Jon Maner, Nathan DeWall & Matthew Gailliot
Personality and Social Psychology Bulletin, April 2008, Pages 488-501

Abstract:
Results from two experiments suggest that observers selectively attend to male, but not female, targets displaying signs of social dominance. Participants overestimated the frequency of dominant men in rapidly presented stimulus arrays (Study 1) and visually fixated on dominant men in an eyetracking experiment (Study 2). When viewing female targets, participants attended to signs of physical attractiveness rather than social dominance. Findings fit with evolutionary models of mating, which imply that dominance and physical attractiveness sometimes tend to be prioritized preferentially in judgments of men versus women, respectively. Findings suggest that sex differences in human mating are observed not only at the level of overt mating preferences and choices but also at early stages of interpersonal perception. This research demonstrates the utility of examining early-in-the-stream social cognition through the functionalist lens of adaptationist thinking.


Here's what I think. Humans are sexually dimorphic, and muscle tone and mass also differ. Dominance hierarchies are based in part of objective dominance potential, and in the absence of other information a lot of that comes down to visual correlates of size and strength. If a man the size of my wife (5'3", 95 pounds) tried to give signals of dominance, he would get the hell beat out of him. Man strive for dominance, and won't concede to a tiny man without evidence.

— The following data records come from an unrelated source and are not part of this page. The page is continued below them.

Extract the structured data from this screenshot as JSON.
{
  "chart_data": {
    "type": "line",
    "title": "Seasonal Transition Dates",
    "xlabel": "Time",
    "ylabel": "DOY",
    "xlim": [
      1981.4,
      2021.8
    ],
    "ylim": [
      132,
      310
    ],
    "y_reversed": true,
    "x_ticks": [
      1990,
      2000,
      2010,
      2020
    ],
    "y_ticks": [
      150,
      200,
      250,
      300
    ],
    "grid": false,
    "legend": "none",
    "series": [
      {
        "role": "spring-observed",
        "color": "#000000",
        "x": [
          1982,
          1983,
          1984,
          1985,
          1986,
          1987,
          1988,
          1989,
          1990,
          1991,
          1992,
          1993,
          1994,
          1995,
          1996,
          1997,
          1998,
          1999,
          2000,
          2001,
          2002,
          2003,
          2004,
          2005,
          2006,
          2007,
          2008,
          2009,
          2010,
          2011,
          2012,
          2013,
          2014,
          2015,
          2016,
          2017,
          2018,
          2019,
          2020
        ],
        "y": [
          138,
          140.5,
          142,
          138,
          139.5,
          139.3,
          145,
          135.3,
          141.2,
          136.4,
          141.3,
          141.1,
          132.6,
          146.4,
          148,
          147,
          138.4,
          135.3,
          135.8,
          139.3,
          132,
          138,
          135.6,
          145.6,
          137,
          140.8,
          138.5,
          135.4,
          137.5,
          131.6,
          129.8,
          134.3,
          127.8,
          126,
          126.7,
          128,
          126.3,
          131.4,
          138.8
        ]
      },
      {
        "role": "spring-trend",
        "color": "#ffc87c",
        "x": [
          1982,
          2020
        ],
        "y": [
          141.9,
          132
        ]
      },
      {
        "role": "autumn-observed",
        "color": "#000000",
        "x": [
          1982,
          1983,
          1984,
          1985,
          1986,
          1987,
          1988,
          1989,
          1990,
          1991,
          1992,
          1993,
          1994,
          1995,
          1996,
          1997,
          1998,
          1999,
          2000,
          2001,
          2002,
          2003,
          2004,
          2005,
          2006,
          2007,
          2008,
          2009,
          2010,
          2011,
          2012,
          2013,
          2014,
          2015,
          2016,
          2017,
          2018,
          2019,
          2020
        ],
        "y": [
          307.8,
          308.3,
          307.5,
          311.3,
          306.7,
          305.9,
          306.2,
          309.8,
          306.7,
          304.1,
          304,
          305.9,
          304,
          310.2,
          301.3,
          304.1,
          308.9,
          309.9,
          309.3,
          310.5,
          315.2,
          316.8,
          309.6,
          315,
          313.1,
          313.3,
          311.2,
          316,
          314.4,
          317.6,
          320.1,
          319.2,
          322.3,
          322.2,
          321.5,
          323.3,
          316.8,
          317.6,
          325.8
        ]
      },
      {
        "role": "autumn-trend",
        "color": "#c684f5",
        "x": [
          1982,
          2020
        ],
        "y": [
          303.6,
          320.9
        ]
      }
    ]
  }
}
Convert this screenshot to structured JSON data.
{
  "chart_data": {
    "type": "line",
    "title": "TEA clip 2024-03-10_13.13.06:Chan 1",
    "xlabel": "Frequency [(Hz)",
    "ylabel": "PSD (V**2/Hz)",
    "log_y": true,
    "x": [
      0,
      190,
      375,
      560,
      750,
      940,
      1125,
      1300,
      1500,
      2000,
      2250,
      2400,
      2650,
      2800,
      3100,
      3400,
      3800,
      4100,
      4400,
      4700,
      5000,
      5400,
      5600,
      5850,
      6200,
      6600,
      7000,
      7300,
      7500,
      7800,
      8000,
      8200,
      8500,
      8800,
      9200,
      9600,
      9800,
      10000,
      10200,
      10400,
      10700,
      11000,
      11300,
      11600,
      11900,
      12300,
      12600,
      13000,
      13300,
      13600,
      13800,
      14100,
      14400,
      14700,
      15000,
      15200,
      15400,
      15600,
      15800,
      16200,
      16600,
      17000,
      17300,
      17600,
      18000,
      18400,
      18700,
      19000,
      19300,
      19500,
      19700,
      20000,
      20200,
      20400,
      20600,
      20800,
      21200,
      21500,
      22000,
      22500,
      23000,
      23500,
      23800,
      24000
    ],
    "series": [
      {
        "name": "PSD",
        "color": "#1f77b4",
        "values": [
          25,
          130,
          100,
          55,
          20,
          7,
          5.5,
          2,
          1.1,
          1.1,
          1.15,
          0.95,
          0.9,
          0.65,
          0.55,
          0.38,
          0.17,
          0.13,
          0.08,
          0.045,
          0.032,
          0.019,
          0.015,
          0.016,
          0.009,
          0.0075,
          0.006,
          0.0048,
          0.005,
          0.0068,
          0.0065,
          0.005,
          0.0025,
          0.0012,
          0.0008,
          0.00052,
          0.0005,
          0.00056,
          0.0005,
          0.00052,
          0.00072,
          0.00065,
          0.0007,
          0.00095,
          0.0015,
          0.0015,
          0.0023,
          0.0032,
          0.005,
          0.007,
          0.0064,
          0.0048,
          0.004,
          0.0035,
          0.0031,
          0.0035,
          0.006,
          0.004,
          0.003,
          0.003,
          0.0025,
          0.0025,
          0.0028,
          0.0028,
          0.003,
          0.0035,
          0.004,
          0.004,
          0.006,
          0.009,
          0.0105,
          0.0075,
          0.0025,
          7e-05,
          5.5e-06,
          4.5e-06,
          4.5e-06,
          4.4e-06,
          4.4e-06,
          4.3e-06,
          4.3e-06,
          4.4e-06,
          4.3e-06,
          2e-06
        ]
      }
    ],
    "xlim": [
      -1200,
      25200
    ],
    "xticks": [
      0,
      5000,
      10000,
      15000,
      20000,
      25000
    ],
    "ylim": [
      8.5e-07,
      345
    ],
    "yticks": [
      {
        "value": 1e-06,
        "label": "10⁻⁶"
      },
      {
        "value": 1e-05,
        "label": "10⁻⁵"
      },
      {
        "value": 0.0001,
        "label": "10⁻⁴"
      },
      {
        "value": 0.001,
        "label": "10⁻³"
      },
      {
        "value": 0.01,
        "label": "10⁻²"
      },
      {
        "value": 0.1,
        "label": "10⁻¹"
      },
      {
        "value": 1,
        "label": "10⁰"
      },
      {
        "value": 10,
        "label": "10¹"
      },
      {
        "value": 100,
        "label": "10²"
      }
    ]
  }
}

So, these studies should control for size and strength. If you were comparing two people of the same potential dominance, in physical terms, I bet most of the "gender" difference would disappear.

I am 6'1", 250 pounds, can bench press my weight, and look like I can bench press my weight. Dominance signals from me may not be welcome, but they are not embarrassing. People think, "well, he's a big guy."

Dominance signals from a tiny person are going to be resented, and perhaps openly mocked.

Now, dominance hierarchies can be malleable, of course, when you have more information than just size. In my house, there is no question but that my wife occupies a higher position than I do. I am obedient and respectful, at all times, knowing that to act otherwise would bring me certain death.

(nod to KL for the references)

1 comment:

Anonymous said...

Us little guys are thankful for guns.

And just so you know, many of your dominance signals are embarrassing.